Nous ne sommes donc plus qu'à un chiffre d'emploi ou d'inflation élevé du moment où le débat s'intensifie. La condition d'invincibilité dans laquelle vivent les marchés depuis quelques années, celle où si l'économie va bien la bourse monte et si ça va mal elle monte quand même parce que la cavalerie des banques centrales arrive immédiatement , risque de se transformer en son contraire . Avec des prix aussi élevés, à la fois une croissance faible (où est, dirions-nous tous, l'accélération que vous nous avez promise ?) et une véritable accélération de la croissance (que faisons-nous, nous demandons-nous, avec des obligations à ces niveaux ?) peuvent devenir indéfendables ? . 

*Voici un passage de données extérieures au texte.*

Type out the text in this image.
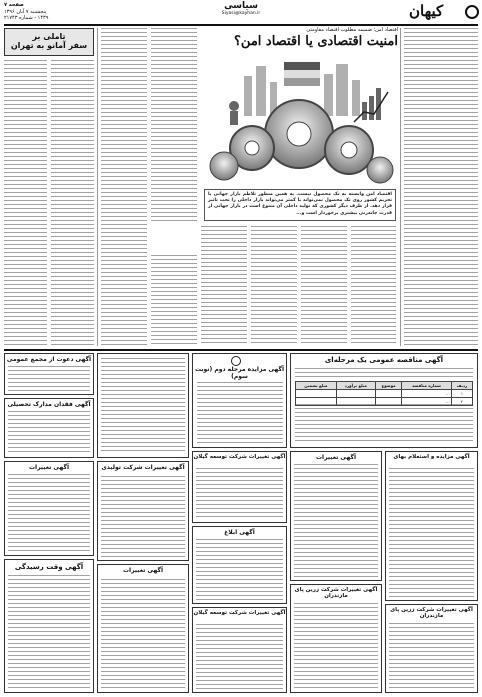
صفحه ۷
پنجشنبه ۷ آبان ۱۳۹۶
۱۴۳۹ - شماره ۲۱۷۴۳
سیاسی
Siyasi@kayhan.ir	کیهان
تاملی بر
سفر آمانو به تهران
اقتصاد امن؛ ضمیمه مطلوب اقتصاد مقاومتی
امنیت اقتصادی یا اقتصاد امن؟
اقتصاد امن وابسته به تک محصول نیست. به همین منظور تلاطم بازار جهانی یا تحریم کشور روی تک محصول نمی‌تواند با کمتر می‌تواند بازار داخلی را تحت تاثیر قرار دهد. از طرف دیگر کشوری که تولید داخلی آن متنوع است در بازار جهانی از قدرت چانه‌زنی بیشتری برخوردار است و...
آگهی مناقصه عمومی یک مرحله‌ای
ردیف	شماره مناقصه	موضوع	مبلغ برآورد	مبلغ تضمین
۱	...			
۲	...			
آگهی مزایده مرحله دوم (نوبت سوم)
آگهی دعوت از مجمع عمومی
آگهی فقدان مدارک تحصیلی
آگهی تغییرات
آگهی وقت رسیدگی
آگهی تغییرات شرکت تولیدی
آگهی تغییرات
آگهی تغییرات شرکت توسعه گیلان
آگهی ابلاغ
آگهی تغییرات شرکت توسعه گیلان
آگهی تغییرات
آگهی تغییرات شرکت زرین پای مازندران
آگهی مزایده و استعلام بهای
آگهی تغییرات شرکت زرین پای مازندران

Bref, la situation actuelle n'est tenable longtemps que si l'inflation offre un répit. Même un seul mois avec un léger ralentissement (probablement après la chute du pétrole brut ces derniers jours) suffirait à faire dire aux colombes qu'un cas inexistant a été monté sur une fausse alerte. En réalité, les colombes veulent plus d'inflation, mais elles savent que la dose doit être augmentée sans à-coups pour ne pas effrayer le patient. En tout cas, l'heure d'une correction approche. La bonne nouvelle est qu'en l'absence de défaillances structurelles qui ne pourraient venir que d'Europe ou de Chine et qui pourtant n'apparaissent pas comme un risque à court terme, la correction devrait être superficielle, surtout si elle est due à trop ( et pas trop peu) croissance . 

On parle tous les jours du reste de la bulle mais, du moins pour les actions, le scénario n'est pas si grave. Si l'on accepte les évaluations de fin 2013, les augmentations cette année sont si modestes qu'une petite correction les éliminerait sans difficulté. Tokyo est en baisse de 6 %, Londres est à égalité, Francfort est en hausse de 3 % et seul le SP 500 parmi les principaux marchés est en hausse de 7 %. Après le défilé, les vainqueurs se retirent, retournent dans l'ombre (descendre) et laissent la vedette au vainqueur du jour. C'est le temps de la technologie vintage, des ordinateurs personnels, mais pour leur faire de la place, d'autres secteurs, qui se portent bien, baissent, pour ne pas trop faire monter l'indice général. 

Ainsi, la pathologie du marché reste globalement contenue et ne se manifeste de façon plus grave que dans les zones effectivement indiquées par la Fed. Même les plus optimistes, en faisant l'hypothèse de possibles nouvelles hausses d'ici la fin de l'année, ne pas dépasser 5 pour cent. Après que la bourse ait triplé depuis 2009, ce n'est pas la cerise sur les 5% qui va forcément tout faire chuter. La condition est que l'Europe, qui n'a pas changé d'un iota son modèle, ne s'effondre pas à nouveau et que l'Amérique ne confirme pas les soupçons sur le manque d'accélération. De nombreux gérants se sont désormais résignés à cette montée très lente et à la parfaite stabilité des obligations de tous niveaux. Ils ne comprennent pas tout à fait mais ils s'adaptent. Ils ont des résultats quotidiens, mensuels et trimestriels à montrer et ne peuvent pas se laisser distancer par la recherche d'un refuge en espèces trop longtemps. 

Cependant, plusieurs d'entre eux se sont engagés à vendre lorsque la Fed changera de politique. Ce jour-là, cependant, il peut arriver qu'un orage provoque l'interruption des lignes téléphoniques, que la batterie du téléphone portable soit à plat, que nous soyons en vol transocéanique, que nous ayons attrapé une appendicite ou, tout simplement, que les lignes de le courtier pour passer le bon de commande sont tous remplis parce que des milliers d'autres gestionnaires, partout dans le monde, doivent avoir la même idée. Nous n'avons pas vu de hausse de taux depuis sept ans. Les plus jeunes n'en ont jamais vu dans leur vie professionnelle. On se répète qu'elles sont une réalité, qu'il n'y a rien à craindre et que les bourses peuvent continuer à monter quand même. Cependant, ceux qui semblent avoir le plus peur de tous sont les banques centrales et ce n'est pas très rassurant. Vendre une partie du portefeuille, dans ces conditions, et le ramener à un niveau neutre ou modérément sous-pondéré équivaut à quitter la table avec encore un peu d'appétit. Tous les diététiciens le recommandent.